In this study, comparison between the group of celiac disease (total villous atrophy with positive anti-tTG-IgA) and the group of occult celiac disease (subtotal villous atrophy and positive anti-tTG-IgA) as regard anti-tTG-IgA level using student t test revealed that, there was no statistically significant difference between the two groups as regard anti-tTG-IgA level which predicts the high probability of the patients with subtotal villous atrophy to develop overt celiac disease and total villous atrophy within time.
Therefore, celiac disease and occult CD should be kept in mind as a cause of functional dyspepsia during clinical activities. Routine serologic screening of CD among dyspeptic patients cannot be recommended based on available literature. Based on this discussion, during endoscopic examination for dyspepsia if indicated, endoscopists should carefully inspect the duodenum for CD findings and should take biopsies, especially for patients with bloating and age group ranging from 14 to 20 years.
In conclusion, based on the results obtained, it can be hypothesized that for patients who have been diagnosed as having functional dyspepsia with normal upper GIT endoscopic findings, endoscopic examination should be completed with duodenal biopsies and histopathological examination of the biopsies taken to exclude any degree of villous atrophy and the presence of occult celiac disease.
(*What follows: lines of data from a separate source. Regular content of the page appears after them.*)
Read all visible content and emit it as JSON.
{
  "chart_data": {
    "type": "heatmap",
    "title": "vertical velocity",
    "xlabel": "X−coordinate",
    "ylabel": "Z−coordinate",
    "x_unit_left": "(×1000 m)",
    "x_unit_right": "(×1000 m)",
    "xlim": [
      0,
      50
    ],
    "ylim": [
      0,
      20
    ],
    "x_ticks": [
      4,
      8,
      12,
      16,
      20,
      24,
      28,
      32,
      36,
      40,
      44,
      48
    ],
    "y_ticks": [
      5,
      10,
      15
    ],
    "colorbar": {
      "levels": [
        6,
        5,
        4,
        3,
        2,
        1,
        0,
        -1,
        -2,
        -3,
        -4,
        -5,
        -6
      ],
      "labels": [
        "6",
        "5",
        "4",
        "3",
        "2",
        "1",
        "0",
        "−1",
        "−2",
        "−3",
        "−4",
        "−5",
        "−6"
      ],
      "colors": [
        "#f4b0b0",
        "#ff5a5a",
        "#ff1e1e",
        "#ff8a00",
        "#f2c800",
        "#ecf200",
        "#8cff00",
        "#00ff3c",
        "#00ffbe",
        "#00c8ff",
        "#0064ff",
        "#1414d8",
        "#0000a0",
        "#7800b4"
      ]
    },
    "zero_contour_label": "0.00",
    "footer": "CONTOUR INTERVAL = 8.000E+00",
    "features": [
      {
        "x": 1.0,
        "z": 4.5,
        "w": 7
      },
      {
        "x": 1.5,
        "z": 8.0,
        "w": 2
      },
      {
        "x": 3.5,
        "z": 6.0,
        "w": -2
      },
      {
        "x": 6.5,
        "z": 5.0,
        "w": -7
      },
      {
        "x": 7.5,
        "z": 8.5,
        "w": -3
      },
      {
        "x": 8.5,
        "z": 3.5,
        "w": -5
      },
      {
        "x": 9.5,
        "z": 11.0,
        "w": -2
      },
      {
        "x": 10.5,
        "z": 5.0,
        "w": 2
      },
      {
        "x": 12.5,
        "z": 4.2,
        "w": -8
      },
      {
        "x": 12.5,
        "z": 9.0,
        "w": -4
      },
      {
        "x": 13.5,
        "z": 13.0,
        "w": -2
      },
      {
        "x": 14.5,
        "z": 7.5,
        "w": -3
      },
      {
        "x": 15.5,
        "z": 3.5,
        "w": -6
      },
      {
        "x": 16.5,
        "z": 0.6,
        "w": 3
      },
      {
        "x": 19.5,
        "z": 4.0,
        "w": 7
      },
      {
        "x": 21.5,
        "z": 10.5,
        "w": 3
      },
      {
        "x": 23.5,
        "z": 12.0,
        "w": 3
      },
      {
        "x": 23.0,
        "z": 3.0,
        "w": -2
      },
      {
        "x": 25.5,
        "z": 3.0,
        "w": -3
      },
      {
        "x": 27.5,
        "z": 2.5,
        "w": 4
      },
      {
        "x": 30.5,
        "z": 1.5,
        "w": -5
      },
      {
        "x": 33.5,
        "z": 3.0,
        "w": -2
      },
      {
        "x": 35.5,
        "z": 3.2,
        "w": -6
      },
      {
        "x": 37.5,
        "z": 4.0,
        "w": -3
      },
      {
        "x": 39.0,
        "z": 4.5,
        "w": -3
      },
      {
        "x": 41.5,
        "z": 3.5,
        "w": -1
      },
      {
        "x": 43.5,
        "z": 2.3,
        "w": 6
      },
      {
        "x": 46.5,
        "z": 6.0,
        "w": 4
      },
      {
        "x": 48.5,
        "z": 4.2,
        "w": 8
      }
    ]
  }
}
Particular attention should be given to patients with high tissue transglutaminase level especially at the age group of 14 to 20 years and the presence of bloating as a predominant dyspeptic symptom. Such an approach could reveal another submerged part of the "Celiac Icberg" but it must be validated as regards the cost effectiveness, bearing in mind the variable prevalence of the disease in the different geographical areas.
A combination of clinical presentation, histology and serology would contribute to making a more accurate diagnosis.
The authors have not declared any conflict of interests.